E-Mini Trading: Trading in “Barbed Wire”

By David Adams

One of the toughest times to initiate an e-mini trade is when the market is going sideways. During these periods of time the Average True Range on the YM contract is very low and the market movement is cramped and indecisive. On the other hand, millions of e-mini contracts exchange hands during these low volatility periods, for inexplicable reasons. The thesis for this article is a simple one; what should an e-mini trader do, or not do, when the market has entered a “barbed wire” phase?

I am the first to admit that the single most frustrating period of trading occurs when the market trades in a very tight range. To make matters worse, it is not uncommon for the e-mini market to become range bound for extended periods of time. This trading is typified by very slow market movement edging one tick to the positive side, a couple of ticks to the negative side, and then return two ticks to its original starting position. During these periods of time it seems the market might never move again, which we know is untrue. A careful look at the volume during these periods will indicate that active trading and is still underway, absent the large volume traders. Generally speaking, the smart money is on the sidelines when the action is range bound.
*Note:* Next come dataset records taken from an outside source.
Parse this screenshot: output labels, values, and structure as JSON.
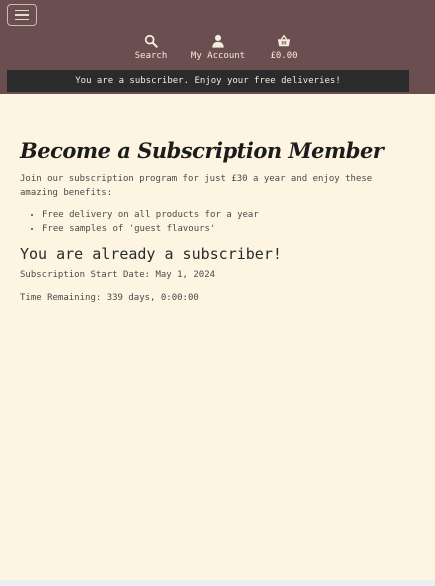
{
  "header": {
    "menu_icon": "hamburger-menu-icon",
    "nav": {
      "search_label": "Search",
      "account_label": "My Account",
      "basket_total": "£0.00"
    },
    "banner_text": "You are a subscriber. Enjoy your free deliveries!"
  },
  "main": {
    "title": "Become a Subscription Member",
    "intro": "Join our subscription program for just £30 a year and enjoy these amazing benefits:",
    "benefits": [
      "Free delivery on all products for a year",
      "Free samples of 'guest flavours'"
    ],
    "status_heading": "You are already a subscriber!",
    "start_date_text": "Subscription Start Date: May 1, 2024",
    "time_remaining_text": "Time Remaining: 339 days, 0:00:00"
  },
  "colors": {
    "header_bg": "#6b4e4f",
    "banner_bg": "#2b2b2b",
    "content_bg": "#fdf5e2",
    "nav_text": "#f4ecdd"
  }
}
Often times during these congested periods of trading it is common to see reasonably long shadows, or wicks, on the channel candlesticks. (Hence the name barbed wire.) To my amazement, the individuals in my trading room often times become excited about potential trades during periods of barbed wire. (These are times when I envision myself as a complete failure.) I can think of no lower probability trade than one that originates in a barbed wire channel. Still, a great number of smaller traders initiate trades in the channel in the hopes of a breakout or breakdown. As we will discuss, most breakouts and breakdowns originating in a barbed wire channel are destined to fail, though they attract a decent number of traders prior to the breakdown.

Let’s talk about breakouts and breakdowns from a range bound market for a moment. It is not unusual to see an attempt at a breakout or breakdown from a channel and the movement out of the channel can appear initially to be very robust. This rapid movement out of the channel will attract a good number of smaller traders. Unfortunately, the majority of these channel breakouts fail in short order and return to the channel, leaving a good number of small traders deeply disappointed. The same can be said for both breakouts and breakdowns. The channel sometimes seems to be a black hole, because it often stymies breakouts and breakdowns and sucks the price movement back into the channel.

On the other hand, these false breakouts and breakdowns create one of the few good trades in the channel. One of the trades I enjoy taking with relatively low risk is entering a breakout or breakdown out of the channel in the opposite direction of the price action. In my mind, I am relatively sure in most cases that the market action will quickly return to the channel and I can pocket 8 to 10 YM points with very little risk. On this particular trade though, I run a very tight stop. The reason I run such a tight stop is because there is a remote possibility that the market may indeed breakout and I do not want to participate on the wrong side of such a breakout or breakdown. But I would say that a true breakout or breakdown out of a channel is a rare event and I make this trade with a high level of confidence. I let the little guys drive the price action well out of the channel and then take advantage of the ensuing price fade back into the original barbed wire channel. After a number of these failed breakouts, it is a good idea to be wary of an actual strong move onto the channel and trade accordingly. Let’s face it, the channel will not go on forever, and as time passes the likelihood of a very real breakout increases.

In summary, we have talked some about barbed wire channel formations and generally recommended that traders sit on their hands during these periods of time. We have noted that most of the breakouts and breakdowns out of the channel tend to fail, so it is generally a bad idea to get excited and initiate a trade when the market breaks out of the channel. On the other hand, I have mentioned that I often trade the fade back into the channel after a failed move out of the channel.